Spending amounts generally remain low, possibly indicating that crypto cards are primarily used for everyday expenses.
The low-value card usage pattern might also indicate users are utilizing crypto cards as an off-ramp tool for fiat withdrawal, directly bypassing the manual step of converting stablecoins to fiat.
Notably, @gnosispay cardholders show higher monthly spending amounts, suggesting their users are more inclined to use it as a primary payment card consistently.
Over time, the transaction frequency of active cardholders has increased year-over-year; similar to spending patterns, @Gnosis Pay cardholders are the most active, with an average of over 30 transactions per month, fully reflecting daily payment behavior.
Key Insights
- Increasing User Activity: More people are genuinely starting to use crypto cards, not just registering, with spending and activity volumes rising steadily in 2025.
- Primarily Small Daily Expenses: Users rely more on stablecoins for small, routine expenses rather than large or speculative transactions.
- Core Role of Infrastructure Providers: Shared "Card-as-a-Service" models drive the concentration of transaction volume and dictate how the ecosystem expands.
Outlook for 2026: From Experimentation to Sustainable Scaling
Data from 2025 indicates that crypto cards have moved from the experimental phase into early adoption. Although deposits, spending, and active usage saw significant growth, user behavior remains cautious, resembling a stablecoin-centric prepaid card model rather than a full replacement for traditional credit cards.
Currently, crypto cards primarily serve as a bridge between on-chain liquidity and real-world payments, not as a complete substitute for traditional credit cards.
Looking ahead to 2026, growth is expected to be driven more by economic sustainability and product design, rather than relying solely on user acquisition momentum. As usage scales, card providers will need to balance expansion, the interchange economics of cross-border and domestic traffic, routing efficiency, and increasingly complex operational management.
Key Issues to Note:
- Privacy Concerns Persist: Transaction records are public on-chain, potentially exposing spending behavior. Once addresses are clustered or linked to centralized exchange deposit addresses, tracing ownership becomes easy based on on-chain behavioral traces (e.g., time, amount).

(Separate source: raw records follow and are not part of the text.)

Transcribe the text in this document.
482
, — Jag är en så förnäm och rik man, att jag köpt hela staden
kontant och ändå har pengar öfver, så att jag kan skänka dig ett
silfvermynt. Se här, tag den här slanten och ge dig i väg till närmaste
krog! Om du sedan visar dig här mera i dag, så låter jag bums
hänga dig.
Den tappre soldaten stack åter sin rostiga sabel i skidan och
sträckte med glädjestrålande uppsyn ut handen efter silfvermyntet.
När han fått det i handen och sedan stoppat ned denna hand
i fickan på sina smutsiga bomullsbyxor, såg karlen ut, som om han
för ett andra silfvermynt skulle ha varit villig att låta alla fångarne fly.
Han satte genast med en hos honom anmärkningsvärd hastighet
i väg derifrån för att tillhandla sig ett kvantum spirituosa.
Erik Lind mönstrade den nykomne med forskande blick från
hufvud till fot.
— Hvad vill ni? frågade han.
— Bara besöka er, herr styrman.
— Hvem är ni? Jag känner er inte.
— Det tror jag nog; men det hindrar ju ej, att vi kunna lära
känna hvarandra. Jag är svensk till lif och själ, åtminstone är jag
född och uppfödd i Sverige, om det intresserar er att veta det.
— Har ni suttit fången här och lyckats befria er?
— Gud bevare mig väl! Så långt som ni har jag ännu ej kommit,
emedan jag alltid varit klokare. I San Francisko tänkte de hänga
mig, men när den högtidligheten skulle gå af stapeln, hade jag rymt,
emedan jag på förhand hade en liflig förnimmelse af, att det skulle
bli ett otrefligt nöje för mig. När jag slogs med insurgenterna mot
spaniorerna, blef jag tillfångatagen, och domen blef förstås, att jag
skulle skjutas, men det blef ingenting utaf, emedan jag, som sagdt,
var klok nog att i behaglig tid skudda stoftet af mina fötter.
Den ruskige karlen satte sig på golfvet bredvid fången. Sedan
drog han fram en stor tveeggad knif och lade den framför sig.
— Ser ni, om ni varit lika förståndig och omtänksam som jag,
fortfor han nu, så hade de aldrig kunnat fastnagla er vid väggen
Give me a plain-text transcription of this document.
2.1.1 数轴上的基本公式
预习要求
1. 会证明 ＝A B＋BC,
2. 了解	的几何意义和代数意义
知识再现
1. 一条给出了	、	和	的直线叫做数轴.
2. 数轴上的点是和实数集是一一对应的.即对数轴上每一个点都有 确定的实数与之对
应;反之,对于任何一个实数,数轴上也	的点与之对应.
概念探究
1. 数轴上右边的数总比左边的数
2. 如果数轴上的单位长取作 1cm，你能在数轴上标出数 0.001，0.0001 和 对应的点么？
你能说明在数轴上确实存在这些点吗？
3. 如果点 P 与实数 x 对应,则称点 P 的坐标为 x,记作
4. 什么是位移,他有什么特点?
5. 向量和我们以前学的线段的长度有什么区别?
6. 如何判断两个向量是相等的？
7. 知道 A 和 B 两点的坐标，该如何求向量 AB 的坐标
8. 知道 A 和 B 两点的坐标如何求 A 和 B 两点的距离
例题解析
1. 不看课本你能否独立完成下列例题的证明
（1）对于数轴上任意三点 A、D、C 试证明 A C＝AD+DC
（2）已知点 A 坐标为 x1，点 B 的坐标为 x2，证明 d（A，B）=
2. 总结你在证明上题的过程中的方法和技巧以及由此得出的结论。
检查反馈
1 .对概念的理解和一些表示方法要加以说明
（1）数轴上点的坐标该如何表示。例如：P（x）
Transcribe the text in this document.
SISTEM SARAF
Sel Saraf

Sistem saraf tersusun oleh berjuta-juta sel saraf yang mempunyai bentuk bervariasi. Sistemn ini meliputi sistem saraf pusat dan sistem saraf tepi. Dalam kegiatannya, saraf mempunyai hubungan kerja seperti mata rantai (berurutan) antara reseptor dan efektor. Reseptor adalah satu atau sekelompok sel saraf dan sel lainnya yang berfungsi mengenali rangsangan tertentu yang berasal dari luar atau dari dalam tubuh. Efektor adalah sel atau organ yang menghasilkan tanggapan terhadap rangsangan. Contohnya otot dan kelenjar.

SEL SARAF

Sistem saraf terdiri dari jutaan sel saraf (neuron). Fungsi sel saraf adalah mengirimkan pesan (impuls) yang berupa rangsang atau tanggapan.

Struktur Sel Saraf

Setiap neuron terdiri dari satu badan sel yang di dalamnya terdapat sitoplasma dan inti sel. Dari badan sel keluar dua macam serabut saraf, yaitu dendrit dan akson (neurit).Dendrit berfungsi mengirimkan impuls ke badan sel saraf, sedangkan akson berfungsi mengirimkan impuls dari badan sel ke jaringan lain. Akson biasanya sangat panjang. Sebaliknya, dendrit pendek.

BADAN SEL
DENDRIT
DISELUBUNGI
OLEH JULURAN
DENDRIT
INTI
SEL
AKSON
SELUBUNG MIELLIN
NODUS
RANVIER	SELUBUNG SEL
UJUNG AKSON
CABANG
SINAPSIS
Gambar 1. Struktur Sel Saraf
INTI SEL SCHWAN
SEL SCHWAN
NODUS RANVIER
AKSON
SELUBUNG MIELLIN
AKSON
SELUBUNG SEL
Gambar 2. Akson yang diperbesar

- The Double-Edged Sword of Public Data: Public data facilitates analysis but can also be exploited by competitors. Competitors can monitor traffic, mimic incentives, or even attack high-value users with predatory offers.
- Risks of Non-Vertical Integration: Most crypto card projects rely on issuers, payment processors, and a handful of "Card-as-a-Service" providers. This model can lead to single points of failure or be constrained by upstream compliance events or policy changes, causing sudden restrictions or shutdowns.
- High-Risk Merchant Categories: High-risk merchant categories like gaming, online casinos, and adult entertainment often face higher fraud and dispute/chargeback rates, potentially leading to stricter controls from card networks and issuers. Additionally, these categories may face harsher Anti-Money Laundering (AML) scrutiny in different jurisdictions.
- Homogenization Issue: Most crypto cards on the market currently offer similar core functionalities, with limited differentiation beyond selected cardholder rewards like cashback or points. Continued reliance on prepaid structures and a few Card-as-a-Service providers (like Rain) may pose long-term challenges for crypto card issuers seeking to compete with large traditional banks globally.
Future Trends to Watch:
- Expansion from prepaid models to credit card-related designs, similar to the @Coinbase One AMEX card.
- Stablecoins continue to dominate as the primary unit of account.
- Increased focus on profitability and unit economics as competition intensifies.
Crypto cards are gradually becoming foundational tools for embedded payments within wallets and applications. 2025 established market demand, and 2026 will determine which models can achieve sustainable scale.